Photo – (Johnny Watson seen here with Ian Duncan-Millar at Tirinie examining the kale/swede mix last winter).

"The discussion at the Moredun Roadshow meeting last August at our farm at Tirinie, seemed to veer away from health to nutrition when we visited the field of kale scheduled to feed our ewe flock through the winter," said Ian.

"It was mixture of Maris Kestrel (1.5kg/ha) and Invitation (0.5kg/ha) broadcast on May 24, with 300kg 16;16;16 , and a pre-emergence spray of Sultan and Centium. The only other treatment was an additional 250kg/ha of N34 and a spray of Hallmark to control flea beetle.

"I was delighted with the way the crop fed the 400 ewes with twins and triplets from scanning through to lambing, with effective rationing behind an electric fence. Not only did the ewes thrive and milk well, but the grass got a much needed rest and jumped when eventually the temperature started to rise in April.

"The inclusion of swedes extends the grazing period of the field. We also grow another field of kale/swedes to finish the Blackie lambs, and are finding the kale more dependable than the precision sown swedes we used previously, with supplementary feed is not really required until well into January," he added.

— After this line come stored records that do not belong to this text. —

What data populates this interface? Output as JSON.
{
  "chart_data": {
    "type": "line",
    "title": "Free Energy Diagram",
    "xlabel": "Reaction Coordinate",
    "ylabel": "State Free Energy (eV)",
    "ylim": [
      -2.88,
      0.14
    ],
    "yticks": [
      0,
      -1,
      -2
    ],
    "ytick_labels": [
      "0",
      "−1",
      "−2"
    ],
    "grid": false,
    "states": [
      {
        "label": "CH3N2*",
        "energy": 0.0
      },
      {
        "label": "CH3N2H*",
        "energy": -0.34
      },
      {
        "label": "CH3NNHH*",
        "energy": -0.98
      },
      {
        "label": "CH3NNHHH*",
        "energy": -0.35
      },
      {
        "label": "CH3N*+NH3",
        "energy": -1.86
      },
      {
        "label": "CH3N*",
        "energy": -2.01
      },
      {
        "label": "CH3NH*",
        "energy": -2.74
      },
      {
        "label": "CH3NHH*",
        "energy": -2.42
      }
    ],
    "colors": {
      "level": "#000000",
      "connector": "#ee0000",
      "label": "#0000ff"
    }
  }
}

Last year, the innovation was to spray off a field of grass (in rotation) with Glyphosate, spread lime and fertiliser and direct drill on three consecutive days. The grass died back as the kale came through. A strong crop ensued with no further treatment except for some additional N as before. Therefore, time and money was saved in seed-bed preparation (no lifting stones etc) and no expensive pre-em herbicides.

"The big bonus was the clean lambs that stayed on top of the ground through a really mucky period, when a plough prepared field would have been a real mess. Surely, if a case were needed, a positive role for glyphosate," concluded Ian.